There are many reasons for using dogs, dogs can travel into areas that humans can’t, such as through small spaces or trawling through the undergrowth. Honeywell is not the first person to think of this idea, in fact just last year a visual engineer launched their own version which they called the “Cerberes” harness kit for canines.

Whilst dogs may not appear to be the greatest asset, they can be easily trained with professional trainers, and only require a few hours to pick up and understand the simple responses. When a canine undergoes constant training they can be fully trained within a few days. The main idea with great response times and a loud warning signal hundreds of lives could be saved with just one bark.

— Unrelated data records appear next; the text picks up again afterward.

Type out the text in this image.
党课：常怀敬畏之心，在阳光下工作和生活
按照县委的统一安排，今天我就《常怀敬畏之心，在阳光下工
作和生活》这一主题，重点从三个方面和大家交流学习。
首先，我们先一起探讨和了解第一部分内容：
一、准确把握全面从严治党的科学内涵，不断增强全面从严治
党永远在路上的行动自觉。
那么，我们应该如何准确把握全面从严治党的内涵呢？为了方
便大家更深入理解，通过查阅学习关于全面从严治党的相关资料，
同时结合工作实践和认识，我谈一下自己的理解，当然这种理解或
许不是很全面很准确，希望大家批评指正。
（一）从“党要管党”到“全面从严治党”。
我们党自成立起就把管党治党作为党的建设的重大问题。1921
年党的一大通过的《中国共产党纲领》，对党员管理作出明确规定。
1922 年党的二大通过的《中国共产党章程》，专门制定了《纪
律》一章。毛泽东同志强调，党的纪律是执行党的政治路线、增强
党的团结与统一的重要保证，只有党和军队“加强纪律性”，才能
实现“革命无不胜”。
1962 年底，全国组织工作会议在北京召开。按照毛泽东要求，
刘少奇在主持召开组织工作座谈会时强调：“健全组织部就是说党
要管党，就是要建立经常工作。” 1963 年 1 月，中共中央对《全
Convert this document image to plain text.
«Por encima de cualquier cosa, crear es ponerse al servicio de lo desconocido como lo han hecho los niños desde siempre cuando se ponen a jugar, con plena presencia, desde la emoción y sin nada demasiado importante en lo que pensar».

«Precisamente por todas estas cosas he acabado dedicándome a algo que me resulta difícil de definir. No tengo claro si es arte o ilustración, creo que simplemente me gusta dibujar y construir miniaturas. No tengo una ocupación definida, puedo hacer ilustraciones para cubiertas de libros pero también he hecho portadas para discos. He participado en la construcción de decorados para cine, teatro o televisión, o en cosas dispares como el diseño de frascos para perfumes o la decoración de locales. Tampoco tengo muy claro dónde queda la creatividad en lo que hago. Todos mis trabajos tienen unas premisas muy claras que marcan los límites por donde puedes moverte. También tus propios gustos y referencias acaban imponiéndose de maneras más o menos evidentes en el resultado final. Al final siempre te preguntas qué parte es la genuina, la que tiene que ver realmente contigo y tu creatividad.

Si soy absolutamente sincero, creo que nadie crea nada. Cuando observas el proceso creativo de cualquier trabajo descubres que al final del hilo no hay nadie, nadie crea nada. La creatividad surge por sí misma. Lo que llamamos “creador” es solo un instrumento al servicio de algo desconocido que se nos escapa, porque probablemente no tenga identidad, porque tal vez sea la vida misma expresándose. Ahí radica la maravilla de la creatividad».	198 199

The K9C2SA is still in the prototype stages however, the plan is for it to be ready to use later this year. Honeywell confirmed that the equipment is still being tested in the tunnels in Israel and the military in Australia have expressed a strong interest in the equipment.

At this present time, Honeywell declined to confirm the expected price, instead he commented that the feedback from the American army was that they considered the equipment to be “affordable.”

Honeywell confirmed that he saw the equipment being used in the detection of dangerous gases and in search and rescue missions. He was quick to downplay the possibility of dogs being used to deliver bombs, although he did not deny that the equipment would provide this possibility.

This is not the first time dogs have been used in this field. The Soviet Union used dogs to deliver bombs to the German tanks during World War II, however the success rate was very hit and miss! Russia had also been using a similar dog training program until the 1990s.

Dogs are used at airports to check luggage for narcotics and even to sniff out explosives. Armed with their own bullet proof protection vests, extensive training these dogs are patrons of their own art. It is quite a common occurrence for dogs to win medals for saving lives, therefore it is not surprise that someone has decided to take this training onto the next level. It stands to reason that imagining your dog as an animal of war may be frightening, even ludicrous, however, with the way that technology in this area is rapidly progressing it is not just humans that are being tested to the limits.